Time seemed to stutter; long stretches followed by quick flashes. We were leaning against the low cinderblock wall; me straddling her straightened legs as her hand snaked up my bare back to knot in my hair, pulling lightly. Her other hand found access into my scooped princess-blouse and she fondled me there; echoing her caress with her tongue... mouth firm and rich on mine, tasting of unchecked lust and stale wine.

Finally, we found ourselves reclining in the lounge chairs, her lips working my nipples through the material of my blouse... her teeth teasing while her hands cupped me both above and below.

I moaned; felt the echo slide down my body and into hers until it hummed through the contact of her pussy pressed against my thigh... or was it mine against hers? Each time we moved, I had no memory of doing so. And each time, I allowed it; submitting to the desire I saw firing her dark eyes and answering the breathless demands she whispered against my flushed skin.

It was beautiful. The kiss was so beautiful and erotic and filled with such undreamed promise.

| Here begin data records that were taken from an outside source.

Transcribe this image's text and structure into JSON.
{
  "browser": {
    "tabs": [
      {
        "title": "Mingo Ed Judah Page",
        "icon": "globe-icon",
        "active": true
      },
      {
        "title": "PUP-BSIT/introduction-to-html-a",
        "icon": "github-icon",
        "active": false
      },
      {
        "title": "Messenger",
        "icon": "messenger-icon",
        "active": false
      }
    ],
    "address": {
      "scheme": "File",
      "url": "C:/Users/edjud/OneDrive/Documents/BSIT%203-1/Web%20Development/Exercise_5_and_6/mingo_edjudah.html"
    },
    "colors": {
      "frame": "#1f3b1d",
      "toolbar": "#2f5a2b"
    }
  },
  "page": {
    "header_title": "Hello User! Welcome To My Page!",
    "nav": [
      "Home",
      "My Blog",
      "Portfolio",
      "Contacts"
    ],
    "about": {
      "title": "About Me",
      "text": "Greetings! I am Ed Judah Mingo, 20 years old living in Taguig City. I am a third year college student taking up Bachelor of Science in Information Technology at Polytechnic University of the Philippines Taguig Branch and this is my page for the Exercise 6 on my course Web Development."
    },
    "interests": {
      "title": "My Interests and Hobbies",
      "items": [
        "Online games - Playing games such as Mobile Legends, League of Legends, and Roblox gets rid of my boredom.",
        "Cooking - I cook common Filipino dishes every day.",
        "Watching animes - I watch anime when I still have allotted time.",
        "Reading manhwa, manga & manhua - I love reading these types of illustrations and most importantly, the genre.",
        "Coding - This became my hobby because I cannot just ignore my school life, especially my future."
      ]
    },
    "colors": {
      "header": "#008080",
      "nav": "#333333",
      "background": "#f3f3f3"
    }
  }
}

Only the sharp clang of glasses and muttering sounds of the guests inside the house reminded us that we were still a part of the world. We had been acting like two teenagers in a parked car! Barbara pulled away and leaned her forehead against mine; her breath coming in short jagged gasps. Far off, to the edge of my sight, a bolt of lightning came crashing down to scissor across the sky, followed by a low growl of thunder.

I closed my eyes as if warding away the storm and smiled into her mouth.

There was only Barbara; her skin scenting the air, her touch turning me into a pliant, willing and oh-so willful partner. Months of longing unrealized melted away under the heat of her flesh. If I had an Achilles heel, I thought, this woman was it!

"Come for me now." Barbara said.

And I did.

I moaned against her throat. Oh, how I came! Just like in her bedroom, but this time I was in her arms, in her presence... her fingers deftly finishing what I imagined we had started there. It was where I wanted to be, and where I felt I belonged.

I saw her several times after that night, but never again as a lover... our families never kept in touch.

I realize now, that Barbara was a very troubled woman living in a marriage she didn't want. The divorce from her husband was ugly in its meanness, and she moved away not long after. During this time, I still sat for the boys when I could, but things were never the same.

I think of her often. Throughout my life, it has been kind of my 'gold standard' for kisses. Silly, I know, but the best kiss I have ever had from anyone was from another woman... from Barbara.